Ella continuava fallando de Castro Gomes. Vivera tres annos com elle, honestamente, sem um desvio, sem um pensamento mau. O seu desejo era estar quieta em casa. Elle é que a forçava a andar em ceias, em noitadas...
E Carlos não podia ouvir mais, torturado. Repeliu-lhe as mãos, que procuravam as suas. Queria fugir, queria findar!...
- Oh não, não me mandes embora! gritou ella prendendo-se a elle anciosamente. Eu sei que não mereço nada! Sou uma desgraçada... Mas não tive coragem, meu amor! Tu és homem, não comprehendes estas coisas... Olha para mim! porque não olhas para mim? Um instante só, não voltes o rosto, tem pena de mim...
Não! elle não queria olhar. Temia aquellas lagrimas, o rosto cheio d'agonia. Ao calor do seio que arquejava sobre os seus joelhos, já tudo n'elle começava a oscillar, orgulhos, despeitos, dignidade, ciume... E então, sem saber, a seu pezar, as suas mãos apertaram as d'ella. Ella cobriu-lhe logo de beijos os dedos, as mangas, arrebatadamente: e anciosa implorava do fundo da sua miseria um instante de misericordia.
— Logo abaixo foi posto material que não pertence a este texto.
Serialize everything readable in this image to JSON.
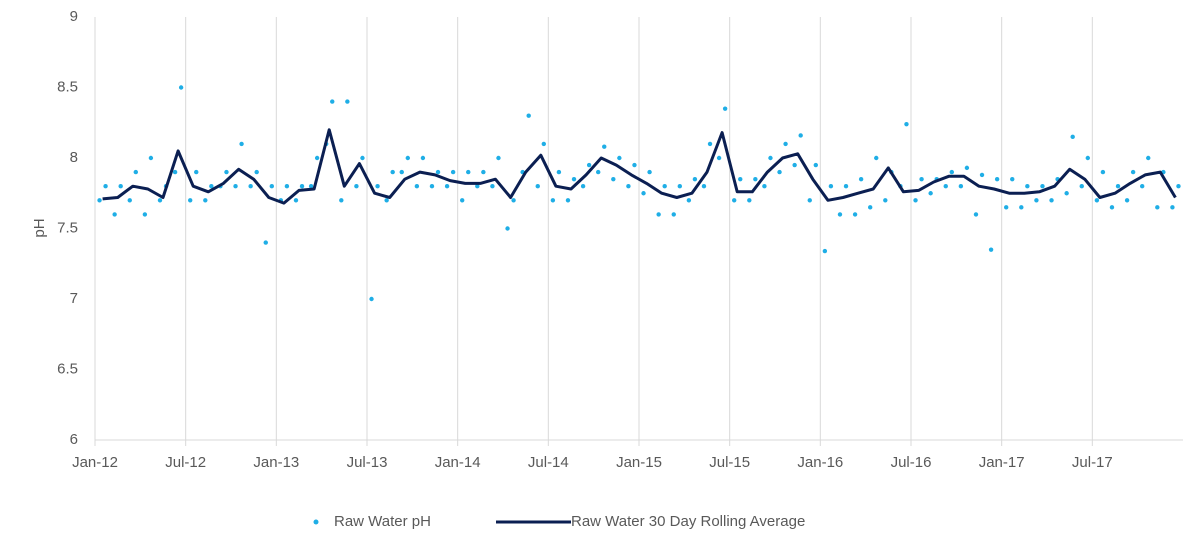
{
  "chart_data": {
    "type": "scatter_line",
    "y_label": "pH",
    "xlim": [
      "2012-01",
      "2018-01"
    ],
    "xticks": [
      {
        "value": "2012-01",
        "label": "Jan-12"
      },
      {
        "value": "2012-07",
        "label": "Jul-12"
      },
      {
        "value": "2013-01",
        "label": "Jan-13"
      },
      {
        "value": "2013-07",
        "label": "Jul-13"
      },
      {
        "value": "2014-01",
        "label": "Jan-14"
      },
      {
        "value": "2014-07",
        "label": "Jul-14"
      },
      {
        "value": "2015-01",
        "label": "Jan-15"
      },
      {
        "value": "2015-07",
        "label": "Jul-15"
      },
      {
        "value": "2016-01",
        "label": "Jan-16"
      },
      {
        "value": "2016-07",
        "label": "Jul-16"
      },
      {
        "value": "2017-01",
        "label": "Jan-17"
      },
      {
        "value": "2017-07",
        "label": "Jul-17"
      }
    ],
    "ylim": [
      6,
      9
    ],
    "yticks": [
      6,
      6.5,
      7,
      7.5,
      8,
      8.5,
      9
    ],
    "grid": "x",
    "legend": "bottom",
    "series": [
      {
        "name": "Raw Water pH",
        "kind": "scatter",
        "color": "#1faee6",
        "x": [
          "2012-01",
          "2012-01",
          "2012-02",
          "2012-02",
          "2012-03",
          "2012-03",
          "2012-04",
          "2012-04",
          "2012-05",
          "2012-05",
          "2012-06",
          "2012-06",
          "2012-07",
          "2012-07",
          "2012-08",
          "2012-08",
          "2012-09",
          "2012-09",
          "2012-10",
          "2012-10",
          "2012-11",
          "2012-11",
          "2012-12",
          "2012-12",
          "2013-01",
          "2013-01",
          "2013-02",
          "2013-02",
          "2013-03",
          "2013-03",
          "2013-04",
          "2013-04",
          "2013-05",
          "2013-05",
          "2013-06",
          "2013-06",
          "2013-07",
          "2013-07",
          "2013-08",
          "2013-08",
          "2013-09",
          "2013-09",
          "2013-10",
          "2013-10",
          "2013-11",
          "2013-11",
          "2013-12",
          "2013-12",
          "2014-01",
          "2014-01",
          "2014-02",
          "2014-02",
          "2014-03",
          "2014-03",
          "2014-04",
          "2014-04",
          "2014-05",
          "2014-05",
          "2014-06",
          "2014-06",
          "2014-07",
          "2014-07",
          "2014-08",
          "2014-08",
          "2014-09",
          "2014-09",
          "2014-10",
          "2014-10",
          "2014-11",
          "2014-11",
          "2014-12",
          "2014-12",
          "2015-01",
          "2015-01",
          "2015-02",
          "2015-02",
          "2015-03",
          "2015-03",
          "2015-04",
          "2015-04",
          "2015-05",
          "2015-05",
          "2015-06",
          "2015-06",
          "2015-07",
          "2015-07",
          "2015-08",
          "2015-08",
          "2015-09",
          "2015-09",
          "2015-10",
          "2015-10",
          "2015-11",
          "2015-11",
          "2015-12",
          "2015-12",
          "2016-01",
          "2016-01",
          "2016-02",
          "2016-02",
          "2016-03",
          "2016-03",
          "2016-04",
          "2016-04",
          "2016-05",
          "2016-05",
          "2016-06",
          "2016-06",
          "2016-07",
          "2016-07",
          "2016-08",
          "2016-08",
          "2016-09",
          "2016-09",
          "2016-10",
          "2016-10",
          "2016-11",
          "2016-11",
          "2016-12",
          "2016-12",
          "2017-01",
          "2017-01",
          "2017-02",
          "2017-02",
          "2017-03",
          "2017-03",
          "2017-04",
          "2017-04",
          "2017-05",
          "2017-05",
          "2017-06",
          "2017-06",
          "2017-07",
          "2017-07",
          "2017-08",
          "2017-08",
          "2017-09",
          "2017-09",
          "2017-10",
          "2017-10",
          "2017-11",
          "2017-11",
          "2017-12",
          "2017-12"
        ],
        "values": [
          7.7,
          7.8,
          7.6,
          7.8,
          7.7,
          7.9,
          7.6,
          8.0,
          7.7,
          7.8,
          7.9,
          8.5,
          7.7,
          7.9,
          7.7,
          7.8,
          7.8,
          7.9,
          7.8,
          8.1,
          7.8,
          7.9,
          7.4,
          7.8,
          7.7,
          7.8,
          7.7,
          7.8,
          7.8,
          8.0,
          8.1,
          8.4,
          7.7,
          8.4,
          7.8,
          8.0,
          7.0,
          7.8,
          7.7,
          7.9,
          7.9,
          8.0,
          7.8,
          8.0,
          7.8,
          7.9,
          7.8,
          7.9,
          7.7,
          7.9,
          7.8,
          7.9,
          7.8,
          8.0,
          7.5,
          7.7,
          7.9,
          8.3,
          7.8,
          8.1,
          7.7,
          7.9,
          7.7,
          7.85,
          7.8,
          7.95,
          7.9,
          8.08,
          7.85,
          8.0,
          7.8,
          7.95,
          7.75,
          7.9,
          7.6,
          7.8,
          7.6,
          7.8,
          7.7,
          7.85,
          7.8,
          8.1,
          8.0,
          8.35,
          7.7,
          7.85,
          7.7,
          7.85,
          7.8,
          8.0,
          7.9,
          8.1,
          7.95,
          8.16,
          7.7,
          7.95,
          7.34,
          7.8,
          7.6,
          7.8,
          7.6,
          7.85,
          7.65,
          8.0,
          7.7,
          7.9,
          7.8,
          8.24,
          7.7,
          7.85,
          7.75,
          7.85,
          7.8,
          7.9,
          7.8,
          7.93,
          7.6,
          7.88,
          7.35,
          7.85,
          7.65,
          7.85,
          7.65,
          7.8,
          7.7,
          7.8,
          7.7,
          7.85,
          7.75,
          8.15,
          7.8,
          8.0,
          7.7,
          7.9,
          7.65,
          7.8,
          7.7,
          7.9,
          7.8,
          8.0,
          7.65,
          7.9,
          7.65,
          7.8
        ]
      },
      {
        "name": "Raw Water 30 Day Rolling Average",
        "kind": "line",
        "color": "#0b1f52",
        "x": [
          "2012-01",
          "2012-02",
          "2012-03",
          "2012-04",
          "2012-05",
          "2012-06",
          "2012-07",
          "2012-08",
          "2012-09",
          "2012-10",
          "2012-11",
          "2012-12",
          "2013-01",
          "2013-02",
          "2013-03",
          "2013-04",
          "2013-05",
          "2013-06",
          "2013-07",
          "2013-08",
          "2013-09",
          "2013-10",
          "2013-11",
          "2013-12",
          "2014-01",
          "2014-02",
          "2014-03",
          "2014-04",
          "2014-05",
          "2014-06",
          "2014-07",
          "2014-08",
          "2014-09",
          "2014-10",
          "2014-11",
          "2014-12",
          "2015-01",
          "2015-02",
          "2015-03",
          "2015-04",
          "2015-05",
          "2015-06",
          "2015-07",
          "2015-08",
          "2015-09",
          "2015-10",
          "2015-11",
          "2015-12",
          "2016-01",
          "2016-02",
          "2016-03",
          "2016-04",
          "2016-05",
          "2016-06",
          "2016-07",
          "2016-08",
          "2016-09",
          "2016-10",
          "2016-11",
          "2016-12",
          "2017-01",
          "2017-02",
          "2017-03",
          "2017-04",
          "2017-05",
          "2017-06",
          "2017-07",
          "2017-08",
          "2017-09",
          "2017-10",
          "2017-11",
          "2017-12"
        ],
        "values": [
          7.71,
          7.72,
          7.8,
          7.78,
          7.72,
          8.05,
          7.8,
          7.76,
          7.82,
          7.92,
          7.85,
          7.72,
          7.68,
          7.77,
          7.78,
          8.2,
          7.8,
          7.96,
          7.75,
          7.72,
          7.85,
          7.9,
          7.88,
          7.84,
          7.82,
          7.82,
          7.85,
          7.72,
          7.9,
          8.02,
          7.8,
          7.78,
          7.88,
          8.0,
          7.95,
          7.88,
          7.82,
          7.75,
          7.72,
          7.75,
          7.9,
          8.18,
          7.76,
          7.76,
          7.9,
          8.0,
          8.03,
          7.85,
          7.7,
          7.72,
          7.75,
          7.78,
          7.93,
          7.76,
          7.77,
          7.83,
          7.87,
          7.87,
          7.8,
          7.78,
          7.75,
          7.75,
          7.76,
          7.8,
          7.92,
          7.85,
          7.72,
          7.75,
          7.82,
          7.88,
          7.9,
          7.72
        ]
      }
    ]
  }
}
Oh, dize que me perdôas! Tu és tão bom! Uma palavra só... Dize só que não me odeias, e depois deixo-te ir... Mas dize primeiro... Olha ao menos para mim como d'antes, uma só vez!...
E eram agora os seus labios que procuravam os d'elle. Então a fraqueza em que sentia afundar-se todo o seu sêr encheu Carlos de cólera, contra si e contra ella. Sacudiu-a brutalmente, gritou:
- Mas porque não me disseste, porque não me disseste? Eu tinha-te amado do mesmo modo! Para que mentiste, tu?
Largára-a, prostrada no chão. E de pé, deixava cahir sobre ella a sua queixa desesperada:
- É a tua mentira que nos separa, a tua horrivel mentira, a tua mentira sómente!
Ella ergueu-se pouco a pouco, mal se sustendo, e com uma pallidez de desmaio.